Und wo ist das Problem? Ist eben alles vom Ende her gedacht wie die Mainstreammedien die Merkel-CDU ja immer gelobt haben. Das Ende ist wohl so eine Art Morgenthauplan 2 mit dem Unterschied dass es ein grosser BRD-Naturpark sein soll statt Agrarstaat. Die Bauern werden mit Verordnungen und Gesetzen schliesslich ordentlich drangsaliert auf dass Sie aufgeben. Also willkommen in der BRD wo sich Fuchs und Hase gute Nacht sagen und es ein paar Touristenführer gibt um die alten Industriedenkmäler zu besichtigen.

Archaeopteryx
2 Jahre her
Antworten an  Herr Schmidt

Oh doch – die BRD soll durchaus zu einem Agrarstaat gemacht werden.
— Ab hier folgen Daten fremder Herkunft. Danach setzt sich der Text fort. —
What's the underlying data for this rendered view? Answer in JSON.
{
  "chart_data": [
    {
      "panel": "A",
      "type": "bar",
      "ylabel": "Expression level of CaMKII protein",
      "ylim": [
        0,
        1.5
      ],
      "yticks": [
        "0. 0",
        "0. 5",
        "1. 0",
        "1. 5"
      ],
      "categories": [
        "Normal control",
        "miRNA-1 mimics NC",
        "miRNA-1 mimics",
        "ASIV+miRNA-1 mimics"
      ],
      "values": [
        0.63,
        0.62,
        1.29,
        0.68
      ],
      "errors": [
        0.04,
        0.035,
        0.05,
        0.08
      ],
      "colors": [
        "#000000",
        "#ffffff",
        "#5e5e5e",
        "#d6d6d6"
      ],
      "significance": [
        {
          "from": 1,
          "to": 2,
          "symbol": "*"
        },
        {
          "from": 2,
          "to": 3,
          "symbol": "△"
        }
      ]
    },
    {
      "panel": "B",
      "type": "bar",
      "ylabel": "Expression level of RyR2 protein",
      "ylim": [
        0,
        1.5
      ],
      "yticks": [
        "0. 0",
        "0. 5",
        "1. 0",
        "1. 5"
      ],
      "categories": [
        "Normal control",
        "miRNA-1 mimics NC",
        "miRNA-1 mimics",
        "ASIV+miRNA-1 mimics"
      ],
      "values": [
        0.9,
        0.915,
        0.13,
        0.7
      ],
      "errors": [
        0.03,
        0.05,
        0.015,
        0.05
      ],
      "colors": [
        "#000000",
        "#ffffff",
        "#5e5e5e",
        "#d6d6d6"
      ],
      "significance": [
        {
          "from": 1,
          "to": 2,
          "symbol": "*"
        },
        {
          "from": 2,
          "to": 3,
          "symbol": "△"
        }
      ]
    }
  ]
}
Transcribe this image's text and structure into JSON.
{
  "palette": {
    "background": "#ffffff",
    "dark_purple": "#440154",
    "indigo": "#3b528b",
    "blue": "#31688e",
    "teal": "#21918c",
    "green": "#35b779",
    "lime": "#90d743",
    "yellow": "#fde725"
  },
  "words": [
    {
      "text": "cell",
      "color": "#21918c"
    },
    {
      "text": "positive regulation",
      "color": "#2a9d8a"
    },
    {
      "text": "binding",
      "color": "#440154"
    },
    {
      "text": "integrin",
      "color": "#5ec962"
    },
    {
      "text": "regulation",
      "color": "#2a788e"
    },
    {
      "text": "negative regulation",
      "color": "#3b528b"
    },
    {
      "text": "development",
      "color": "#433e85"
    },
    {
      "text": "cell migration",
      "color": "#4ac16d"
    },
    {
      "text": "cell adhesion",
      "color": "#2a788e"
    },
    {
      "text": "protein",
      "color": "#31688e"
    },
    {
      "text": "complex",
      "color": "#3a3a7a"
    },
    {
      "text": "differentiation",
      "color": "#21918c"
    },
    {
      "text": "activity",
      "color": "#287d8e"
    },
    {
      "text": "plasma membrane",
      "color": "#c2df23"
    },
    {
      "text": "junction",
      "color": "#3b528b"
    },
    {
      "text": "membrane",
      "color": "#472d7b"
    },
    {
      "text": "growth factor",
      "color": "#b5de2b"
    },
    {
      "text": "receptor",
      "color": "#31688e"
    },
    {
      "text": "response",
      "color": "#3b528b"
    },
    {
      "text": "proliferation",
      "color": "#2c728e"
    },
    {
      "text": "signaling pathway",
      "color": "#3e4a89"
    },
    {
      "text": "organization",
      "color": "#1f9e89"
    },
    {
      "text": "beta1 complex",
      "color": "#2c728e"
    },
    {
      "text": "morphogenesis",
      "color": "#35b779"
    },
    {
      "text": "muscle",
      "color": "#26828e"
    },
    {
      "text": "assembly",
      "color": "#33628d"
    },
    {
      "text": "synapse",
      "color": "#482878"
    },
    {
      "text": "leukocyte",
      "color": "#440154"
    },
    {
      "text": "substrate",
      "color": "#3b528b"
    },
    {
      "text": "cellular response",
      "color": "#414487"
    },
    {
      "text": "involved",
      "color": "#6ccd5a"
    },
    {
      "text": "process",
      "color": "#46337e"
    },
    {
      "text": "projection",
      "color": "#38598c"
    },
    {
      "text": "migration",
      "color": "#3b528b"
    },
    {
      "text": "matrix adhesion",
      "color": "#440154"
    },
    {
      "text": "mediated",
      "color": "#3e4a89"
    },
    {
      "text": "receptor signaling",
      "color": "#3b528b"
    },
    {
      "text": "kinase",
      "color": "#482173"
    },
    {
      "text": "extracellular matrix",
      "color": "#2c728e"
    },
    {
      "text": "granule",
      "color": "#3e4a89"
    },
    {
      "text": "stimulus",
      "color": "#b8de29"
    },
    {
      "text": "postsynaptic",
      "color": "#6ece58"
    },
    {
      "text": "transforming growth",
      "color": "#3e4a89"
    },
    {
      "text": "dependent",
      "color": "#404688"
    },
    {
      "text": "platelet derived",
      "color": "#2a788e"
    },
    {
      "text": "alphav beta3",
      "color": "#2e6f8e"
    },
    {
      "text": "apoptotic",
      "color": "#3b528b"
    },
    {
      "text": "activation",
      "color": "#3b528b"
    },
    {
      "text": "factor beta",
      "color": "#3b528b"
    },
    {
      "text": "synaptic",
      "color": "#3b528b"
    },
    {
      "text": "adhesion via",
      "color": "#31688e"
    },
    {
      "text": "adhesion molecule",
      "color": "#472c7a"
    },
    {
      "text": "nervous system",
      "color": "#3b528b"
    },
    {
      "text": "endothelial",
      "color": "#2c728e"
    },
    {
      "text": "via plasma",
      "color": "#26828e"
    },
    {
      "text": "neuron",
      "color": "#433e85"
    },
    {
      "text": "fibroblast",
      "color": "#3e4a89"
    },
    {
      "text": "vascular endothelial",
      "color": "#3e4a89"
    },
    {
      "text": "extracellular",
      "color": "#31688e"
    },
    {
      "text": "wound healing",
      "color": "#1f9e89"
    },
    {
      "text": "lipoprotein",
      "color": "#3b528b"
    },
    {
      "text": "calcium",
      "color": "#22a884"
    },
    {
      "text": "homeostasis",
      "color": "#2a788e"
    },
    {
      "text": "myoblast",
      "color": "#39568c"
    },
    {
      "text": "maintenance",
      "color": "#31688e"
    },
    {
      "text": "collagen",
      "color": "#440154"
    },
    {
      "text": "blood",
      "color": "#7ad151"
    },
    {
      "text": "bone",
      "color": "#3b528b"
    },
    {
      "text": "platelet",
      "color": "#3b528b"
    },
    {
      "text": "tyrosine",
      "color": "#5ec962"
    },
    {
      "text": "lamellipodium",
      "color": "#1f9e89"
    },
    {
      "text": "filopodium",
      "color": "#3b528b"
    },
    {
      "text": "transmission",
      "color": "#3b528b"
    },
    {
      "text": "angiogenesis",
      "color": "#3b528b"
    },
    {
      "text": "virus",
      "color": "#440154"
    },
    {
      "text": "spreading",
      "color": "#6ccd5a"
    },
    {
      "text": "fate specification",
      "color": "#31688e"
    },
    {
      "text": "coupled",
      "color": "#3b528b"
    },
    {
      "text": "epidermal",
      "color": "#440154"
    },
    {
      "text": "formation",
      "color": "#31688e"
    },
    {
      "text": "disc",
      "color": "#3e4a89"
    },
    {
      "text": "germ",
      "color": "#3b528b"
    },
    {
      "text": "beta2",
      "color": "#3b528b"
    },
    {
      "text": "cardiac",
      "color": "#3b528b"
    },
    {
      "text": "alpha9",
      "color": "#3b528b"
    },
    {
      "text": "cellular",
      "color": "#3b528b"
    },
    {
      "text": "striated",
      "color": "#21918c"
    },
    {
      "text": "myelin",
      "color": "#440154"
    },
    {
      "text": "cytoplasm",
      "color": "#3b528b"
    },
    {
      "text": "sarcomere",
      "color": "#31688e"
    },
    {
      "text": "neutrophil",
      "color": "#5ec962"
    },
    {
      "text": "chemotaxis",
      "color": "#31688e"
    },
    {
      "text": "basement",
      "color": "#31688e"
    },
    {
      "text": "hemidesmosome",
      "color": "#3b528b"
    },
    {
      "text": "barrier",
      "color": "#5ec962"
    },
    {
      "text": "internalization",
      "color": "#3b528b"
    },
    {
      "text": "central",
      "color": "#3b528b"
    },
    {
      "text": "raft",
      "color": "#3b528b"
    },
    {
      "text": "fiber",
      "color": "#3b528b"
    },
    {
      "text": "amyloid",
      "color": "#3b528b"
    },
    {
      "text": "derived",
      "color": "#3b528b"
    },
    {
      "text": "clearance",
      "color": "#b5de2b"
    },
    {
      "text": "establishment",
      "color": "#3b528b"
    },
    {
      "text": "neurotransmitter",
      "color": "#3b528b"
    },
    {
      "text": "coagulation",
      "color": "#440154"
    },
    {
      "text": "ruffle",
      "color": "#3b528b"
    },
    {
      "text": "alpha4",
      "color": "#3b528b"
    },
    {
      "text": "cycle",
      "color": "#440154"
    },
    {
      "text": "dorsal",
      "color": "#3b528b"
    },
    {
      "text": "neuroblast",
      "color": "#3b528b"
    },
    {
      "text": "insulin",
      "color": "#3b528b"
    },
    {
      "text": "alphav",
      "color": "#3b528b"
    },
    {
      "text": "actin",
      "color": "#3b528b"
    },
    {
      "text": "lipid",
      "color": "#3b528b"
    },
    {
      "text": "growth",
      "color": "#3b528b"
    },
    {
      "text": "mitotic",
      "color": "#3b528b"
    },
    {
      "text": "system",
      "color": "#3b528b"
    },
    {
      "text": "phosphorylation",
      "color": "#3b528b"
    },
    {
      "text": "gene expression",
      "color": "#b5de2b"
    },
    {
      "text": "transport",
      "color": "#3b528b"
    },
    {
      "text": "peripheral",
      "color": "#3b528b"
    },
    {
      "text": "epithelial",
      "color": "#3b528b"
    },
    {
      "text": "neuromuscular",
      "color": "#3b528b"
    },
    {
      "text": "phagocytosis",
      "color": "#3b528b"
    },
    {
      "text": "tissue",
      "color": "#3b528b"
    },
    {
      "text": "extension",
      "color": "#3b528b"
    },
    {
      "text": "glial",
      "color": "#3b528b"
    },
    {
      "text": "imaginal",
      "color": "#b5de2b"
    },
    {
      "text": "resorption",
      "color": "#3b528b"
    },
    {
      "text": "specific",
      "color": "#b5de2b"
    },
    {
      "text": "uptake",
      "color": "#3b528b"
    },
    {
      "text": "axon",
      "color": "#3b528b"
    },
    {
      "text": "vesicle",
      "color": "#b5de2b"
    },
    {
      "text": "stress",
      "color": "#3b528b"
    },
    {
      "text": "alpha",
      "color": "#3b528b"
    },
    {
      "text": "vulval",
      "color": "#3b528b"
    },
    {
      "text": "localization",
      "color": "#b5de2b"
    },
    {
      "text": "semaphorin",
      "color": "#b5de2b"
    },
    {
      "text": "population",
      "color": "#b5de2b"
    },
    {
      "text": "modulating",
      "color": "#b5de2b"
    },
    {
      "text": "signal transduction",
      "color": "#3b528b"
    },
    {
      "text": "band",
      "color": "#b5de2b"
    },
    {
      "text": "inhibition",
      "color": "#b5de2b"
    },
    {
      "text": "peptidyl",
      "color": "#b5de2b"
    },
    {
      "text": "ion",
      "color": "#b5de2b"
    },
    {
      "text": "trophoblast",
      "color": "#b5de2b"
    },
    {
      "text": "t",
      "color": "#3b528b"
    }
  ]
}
Dass die heimischen Bauern durch aberwitzige Verordnungen und Gesetze in den Ruin getrieben werden, ist kein Widerspruch hierzu, sondern der Plan. Denn dann steht der Uebernahme durch internationale Agrarkonzerne nichts mehr im Wege.

Herr Schmidt
2 Jahre her
Antworten an  Archaeopteryx

Glaube ich nicht, dann würden ja nicht wie jetzt 60% der Landwirtschaftsfläche quasi zu Naturschutzgebieten erklärt wo man nicht mehr Pflanzenschutz verwenden darf. Ich sehe das eher wie bei der Autoindustrie die ja auch mit Absicht und dem Beifall deren Manager durch aberwitzige Verordnungen und Gesetze kaputt gemacht wird. In spätestent 5 Jahren ist die Autoindustrie hier mausetot, ist ja jetzt schon am Tropf.